Syrian minister rejects Kurdish-led SDF proposal for own military bloc | Syrian war news
Integrating Syria’s countless armed groups into a single command structure is a priority of the new government.
Syria’s new defense minister said it would be wrong for US-backed Kurdish fighters based in the country’s northeast to maintain their own bloc within the broader integrated Syrian armed forces.
Speaking to the Reuters news agency in Damascus, Murhaf Abu Qasra said on Sunday that the Kurdish-led Syrian Democratic Forces (SDF) were dragging their feet on the complex issue.
The SDF, which created a semi-autonomous zone through 14 years of war, is negotiating with a new administration in Damascus led by former rebels who demolished President Bashar al-Assad on December 8.
SDF commander Mazloum Abdi (also known as Mazloum Kobani) said one of their central demands is decentralized governance, saying in an interview with Saudi Arabia’s Asharq News channel last week that the SDF was open to integration with the Ministry of Defense, but as a “military block”, and without disbanding.
Abu Qasra rejected that proposal on Sunday.
“We are saying that they would enter the Ministry of Defense within the hierarchy of the Ministry of Defense and be deployed in a military manner – we have no problem with that,” said Abu Qasra, who was appointed defense minister on December 21.
“But for them to remain a military block within the Ministry of Defense, such a block within a large institution is not right.”
One of the minister’s priorities since taking office has been the integration of Syria’s myriad anti-Assad factions into a single command structure.
However, doing so with the SDF proved challenging.
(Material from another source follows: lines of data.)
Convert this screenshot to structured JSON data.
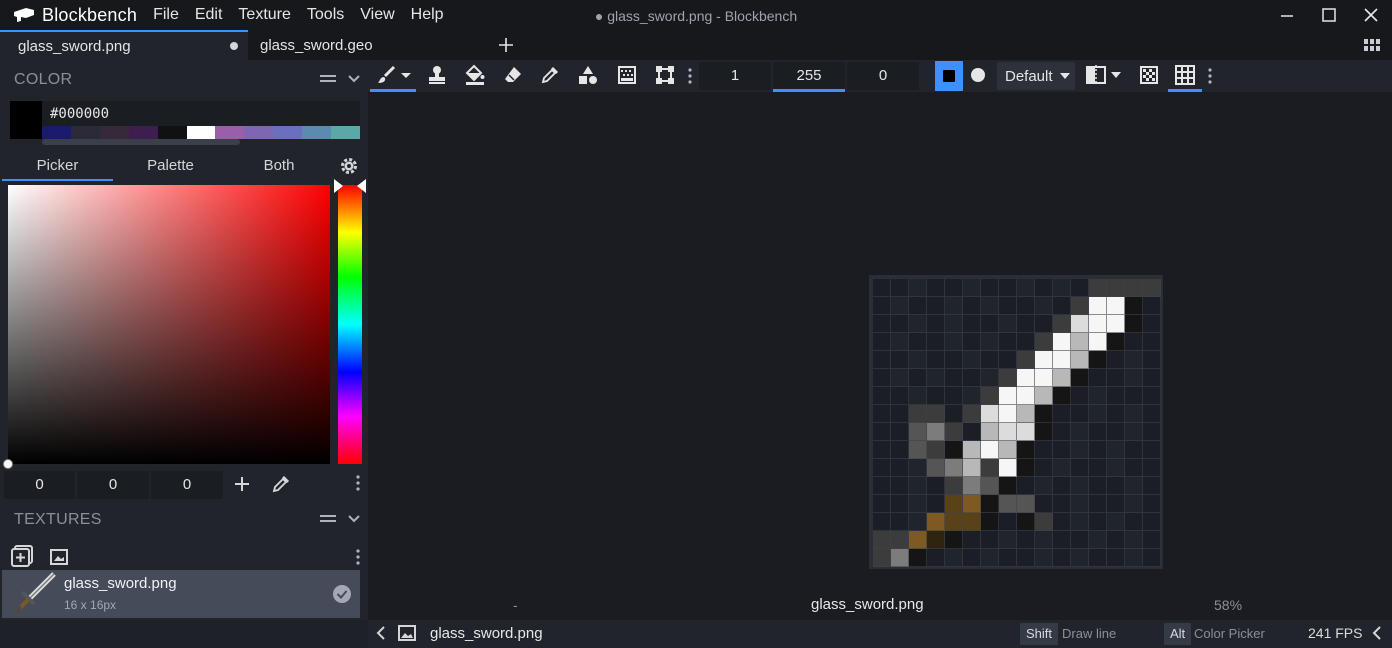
{
  "app": {
    "name": "Blockbench",
    "window_title": "● glass_sword.png - Blockbench",
    "menu": [
      "File",
      "Edit",
      "Texture",
      "Tools",
      "View",
      "Help"
    ]
  },
  "tabs": [
    {
      "label": "glass_sword.png",
      "active": true,
      "unsaved": true
    },
    {
      "label": "glass_sword.geo",
      "active": false
    }
  ],
  "color_panel": {
    "title": "COLOR",
    "hex": "#000000",
    "history": [
      "#1a1a6e",
      "#2a2a38",
      "#352a3a",
      "#3e1e4e",
      "#111114",
      "#ffffff",
      "#9b5ea8",
      "#7e66b4",
      "#6a70bd",
      "#5c8bb0",
      "#5aa9a6"
    ],
    "tabs": [
      "Picker",
      "Palette",
      "Both"
    ],
    "rgb": {
      "r": "0",
      "g": "0",
      "b": "0"
    }
  },
  "textures_panel": {
    "title": "TEXTURES",
    "items": [
      {
        "name": "glass_sword.png",
        "size": "16 x 16px"
      }
    ]
  },
  "toolbar": {
    "brush_size": "1",
    "opacity": "255",
    "softness": "0",
    "blend_mode": "Default"
  },
  "viewport": {
    "left_label": "-",
    "texture_name": "glass_sword.png",
    "zoom": "58%"
  },
  "statusbar": {
    "file": "glass_sword.png",
    "hints": [
      {
        "key": "Shift",
        "desc": "Draw line"
      },
      {
        "key": "Alt",
        "desc": "Color Picker"
      }
    ],
    "fps": "241 FPS"
  },
  "colors": {
    "accent": "#3e90ff",
    "panel_bg": "#21252b",
    "viewport_bg": "#1a1c21",
    "selected_item": "#454b58"
  }
}
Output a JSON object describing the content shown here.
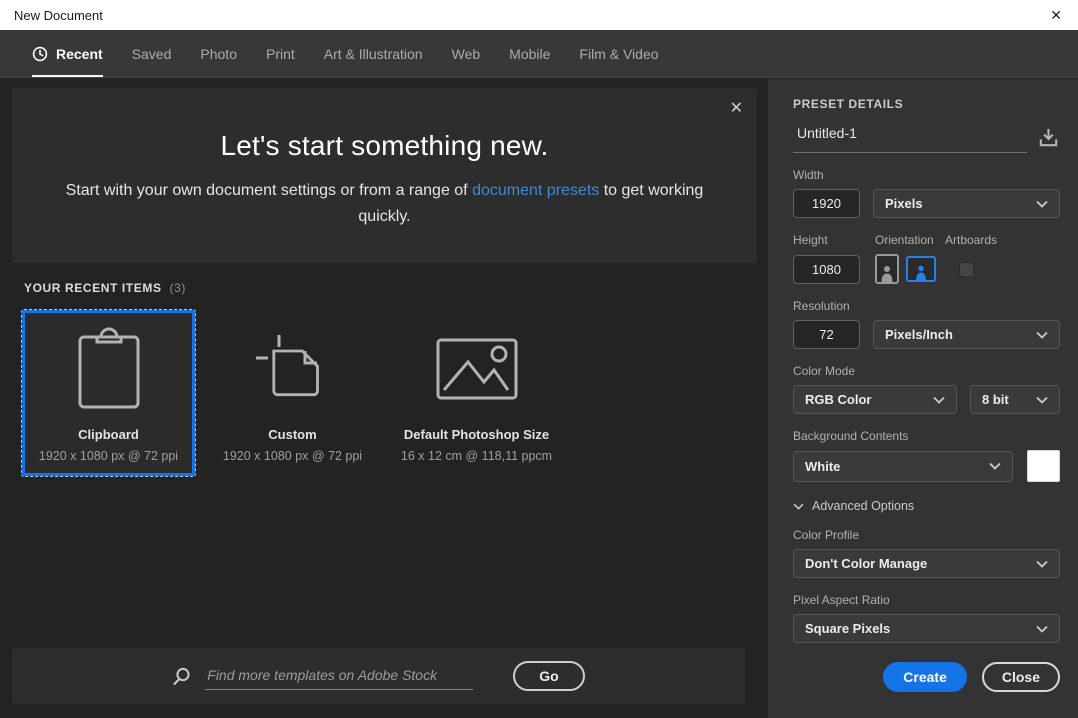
{
  "window": {
    "title": "New Document",
    "close_icon": "✕"
  },
  "tabs": {
    "items": [
      {
        "label": "Recent",
        "active": true
      },
      {
        "label": "Saved"
      },
      {
        "label": "Photo"
      },
      {
        "label": "Print"
      },
      {
        "label": "Art & Illustration"
      },
      {
        "label": "Web"
      },
      {
        "label": "Mobile"
      },
      {
        "label": "Film & Video"
      }
    ]
  },
  "hero": {
    "title": "Let's start something new.",
    "subtitle_pre": "Start with your own document settings or from a range of ",
    "subtitle_link": "document presets",
    "subtitle_post": " to get working quickly.",
    "close_icon": "✕"
  },
  "recent": {
    "heading": "YOUR RECENT ITEMS",
    "count": "(3)",
    "items": [
      {
        "name": "Clipboard",
        "dims": "1920 x 1080 px @ 72 ppi",
        "icon": "clipboard-icon",
        "selected": true
      },
      {
        "name": "Custom",
        "dims": "1920 x 1080 px @ 72 ppi",
        "icon": "custom-document-icon",
        "selected": false
      },
      {
        "name": "Default Photoshop Size",
        "dims": "16 x 12 cm @ 118,11 ppcm",
        "icon": "image-icon",
        "selected": false
      }
    ]
  },
  "search": {
    "placeholder": "Find more templates on Adobe Stock",
    "go_label": "Go"
  },
  "preset": {
    "heading": "PRESET DETAILS",
    "name_value": "Untitled-1",
    "width_label": "Width",
    "width_value": "1920",
    "width_unit": "Pixels",
    "height_label": "Height",
    "height_value": "1080",
    "orientation_label": "Orientation",
    "artboards_label": "Artboards",
    "resolution_label": "Resolution",
    "resolution_value": "72",
    "resolution_unit": "Pixels/Inch",
    "color_mode_label": "Color Mode",
    "color_mode_value": "RGB Color",
    "bit_depth_value": "8 bit",
    "background_label": "Background Contents",
    "background_value": "White",
    "background_swatch_color": "#ffffff",
    "advanced_label": "Advanced Options",
    "color_profile_label": "Color Profile",
    "color_profile_value": "Don't Color Manage",
    "pixel_aspect_label": "Pixel Aspect Ratio",
    "pixel_aspect_value": "Square Pixels",
    "create_label": "Create",
    "close_label": "Close"
  },
  "colors": {
    "accent_blue": "#1473e6",
    "link_blue": "#3f87d9",
    "orientation_selected_blue": "#2680eb",
    "titlebar_bg": "#ffffff",
    "tabbar_bg": "#383838",
    "main_bg": "#232323",
    "hero_bg": "#2d2d2d",
    "panel_bg": "#333333"
  }
}
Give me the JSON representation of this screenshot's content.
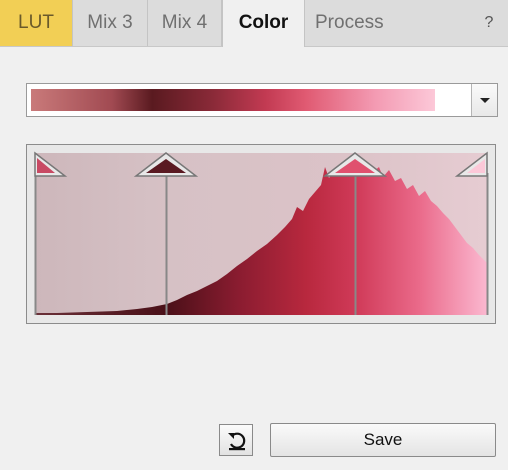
{
  "tabs": {
    "lut": "LUT",
    "mix3": "Mix 3",
    "mix4": "Mix 4",
    "color": "Color",
    "process": "Process",
    "help": "?"
  },
  "active_tab": "Color",
  "lut_selector": {
    "gradient_stops": [
      "#c97a7a",
      "#a14a52",
      "#5a1a20",
      "#8a2a38",
      "#c23a52",
      "#e05a72",
      "#f39ab2",
      "#fcc8d8"
    ],
    "dropdown_icon": "chevron-down-icon"
  },
  "histogram": {
    "colors": {
      "background_tint": "#d8c0c4",
      "fill_dark": "#4a1018",
      "fill_mid": "#b8283e",
      "fill_bright": "#e45a78",
      "fill_light": "#fbb8d0"
    },
    "handles": {
      "black_point": 0.0,
      "low": 0.29,
      "high": 0.71,
      "white_point": 1.0
    }
  },
  "buttons": {
    "reset_icon": "reset-icon",
    "save": "Save"
  }
}
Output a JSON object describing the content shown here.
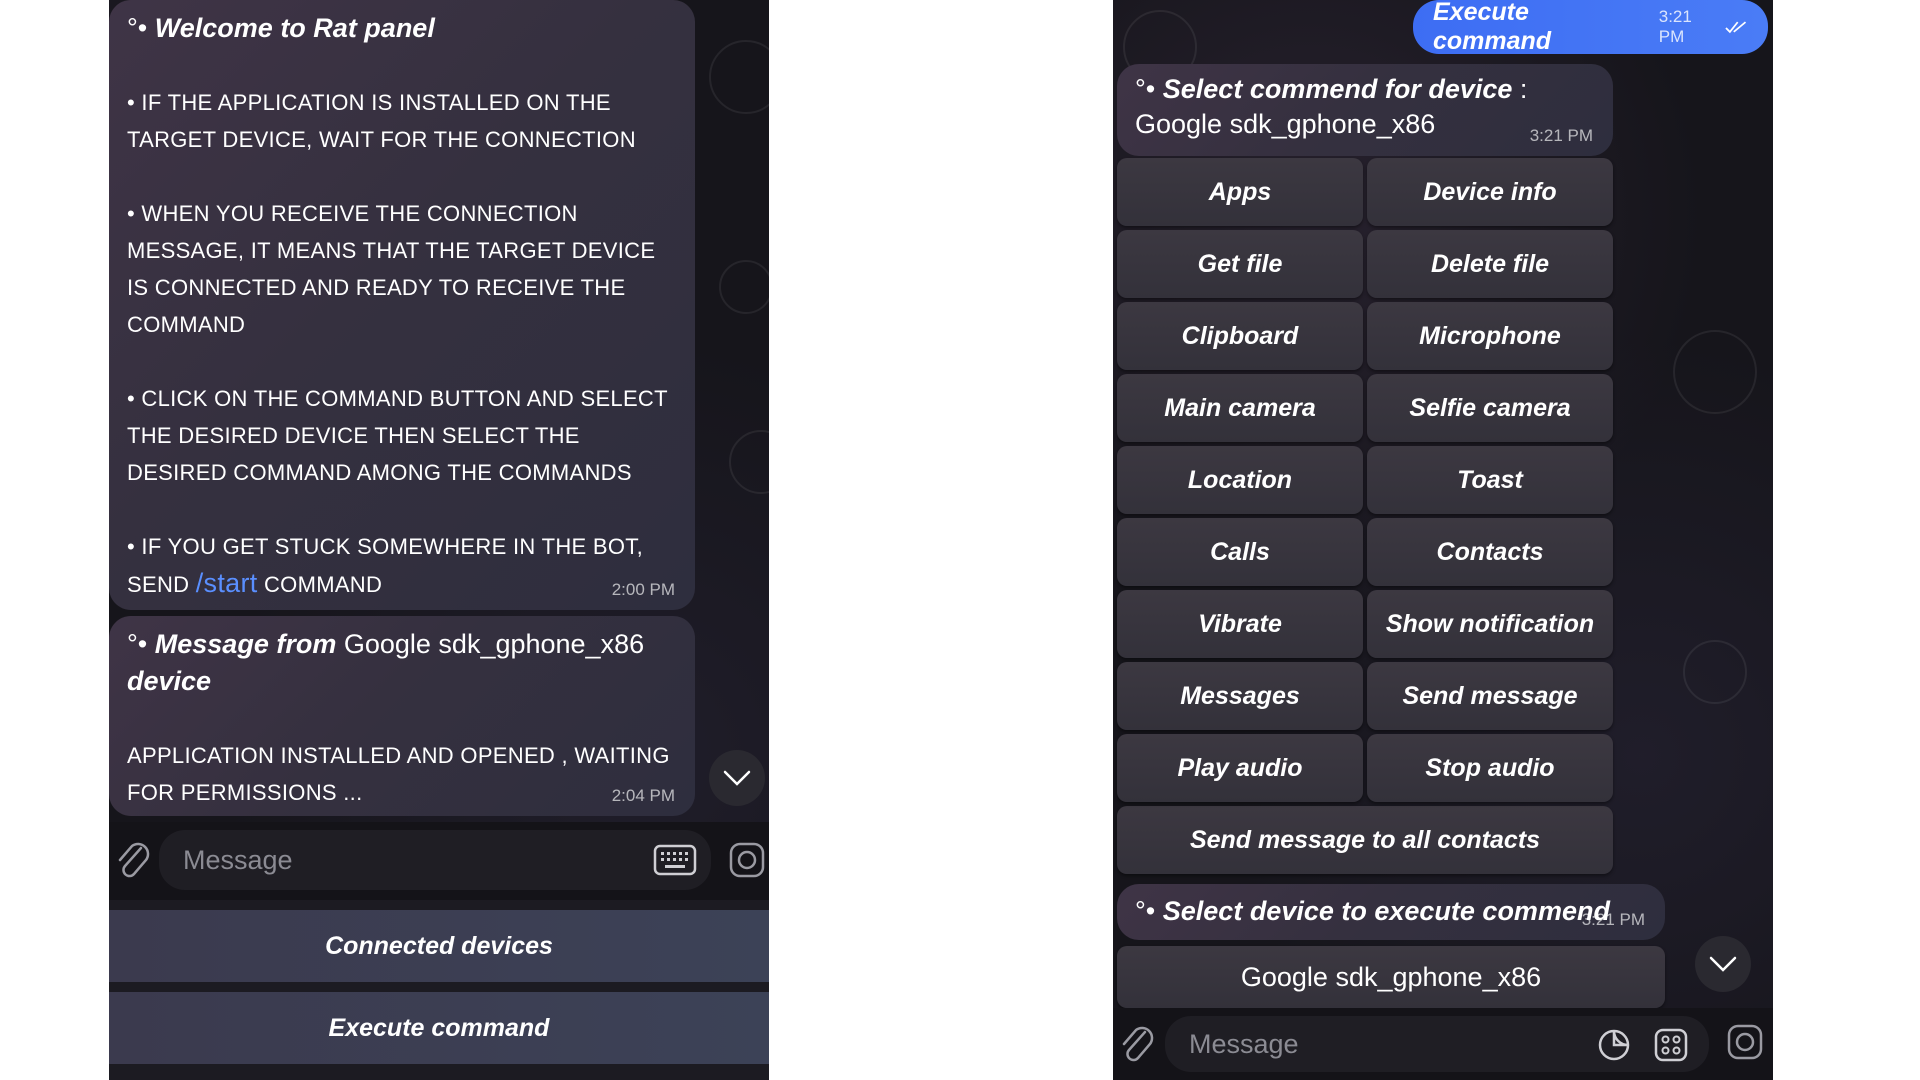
{
  "left": {
    "welcome": {
      "title": "Welcome to Rat panel",
      "prefix": "°•",
      "p1": "• IF THE APPLICATION IS INSTALLED ON THE TARGET DEVICE, WAIT FOR THE CONNECTION",
      "p2": "• WHEN YOU RECEIVE THE CONNECTION MESSAGE, IT MEANS THAT THE TARGET DEVICE IS CONNECTED AND READY TO RECEIVE THE COMMAND",
      "p3": "• CLICK ON THE COMMAND BUTTON AND SELECT THE DESIRED DEVICE THEN SELECT THE DESIRED COMMAND AMONG THE COMMANDS",
      "p4_before": "• IF YOU GET STUCK SOMEWHERE IN THE BOT, SEND",
      "p4_link": "/start",
      "p4_after": "COMMAND",
      "time": "2:00 PM"
    },
    "device_msg": {
      "prefix": "°•",
      "title_italic": "Message from",
      "device_name": "Google sdk_gphone_x86",
      "title_end": "device",
      "body": "APPLICATION INSTALLED AND OPENED , WAITING FOR PERMISSIONS ...",
      "time": "2:04 PM"
    },
    "input_placeholder": "Message",
    "reply_buttons": [
      "Connected devices",
      "Execute command"
    ]
  },
  "right": {
    "outgoing": {
      "text": "Execute command",
      "time": "3:21 PM"
    },
    "select_msg": {
      "prefix": "°•",
      "italic": "Select commend for device",
      "sep": ":",
      "device": "Google sdk_gphone_x86",
      "time": "3:21 PM"
    },
    "commands": [
      [
        "Apps",
        "Device info"
      ],
      [
        "Get file",
        "Delete file"
      ],
      [
        "Clipboard",
        "Microphone"
      ],
      [
        "Main camera",
        "Selfie camera"
      ],
      [
        "Location",
        "Toast"
      ],
      [
        "Calls",
        "Contacts"
      ],
      [
        "Vibrate",
        "Show notification"
      ],
      [
        "Messages",
        "Send message"
      ],
      [
        "Play audio",
        "Stop audio"
      ]
    ],
    "command_wide": "Send message to all contacts",
    "select_device": {
      "prefix": "°•",
      "text": "Select device to execute commend",
      "time": "3:21 PM"
    },
    "device_button": "Google sdk_gphone_x86",
    "input_placeholder": "Message"
  },
  "colors": {
    "accent_blue": "#4a7cf6",
    "link_blue": "#5a8fff",
    "chat_bg": "#16151b"
  }
}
The United States considers the group a key ally against ISIL (ISIS), but neighbors Turkey greetings it as a threat to national security linked to the outlawed Kurdistan Workers’ Party (PKK).
Abu Qasra said he had met with SDF leaders but accused them of “dragging” in their integration talks, and said their inclusion in the Ministry of Defense like other former rebel factions was “the right of the Syrian state”.
He was appointed to the transitional government about two weeks after Hayat Tahrir al-Sham, the rebel group to which he belongs, led an offensive that ousted al-Asad.
The minister said he hoped the integration process, including the appointment of some senior military officials, would be completed by March 1, when the transitional government’s time in power should end.
Asked how he responded to criticism that the transitional council should not make such appointments or implement such sweeping changes to military infrastructure, he said “security concerns” had prompted the new state to make the issue a priority.
“We are in a race against time and every day makes a difference,” he said.
The new administration has also been criticized for its decision to give some foreigners, including Egyptians and Jordanians, ranks in the new army.
Abu Qasra acknowledged the decision had caused a storm, but said he was not aware of any requests to extradite any of the foreign fighters.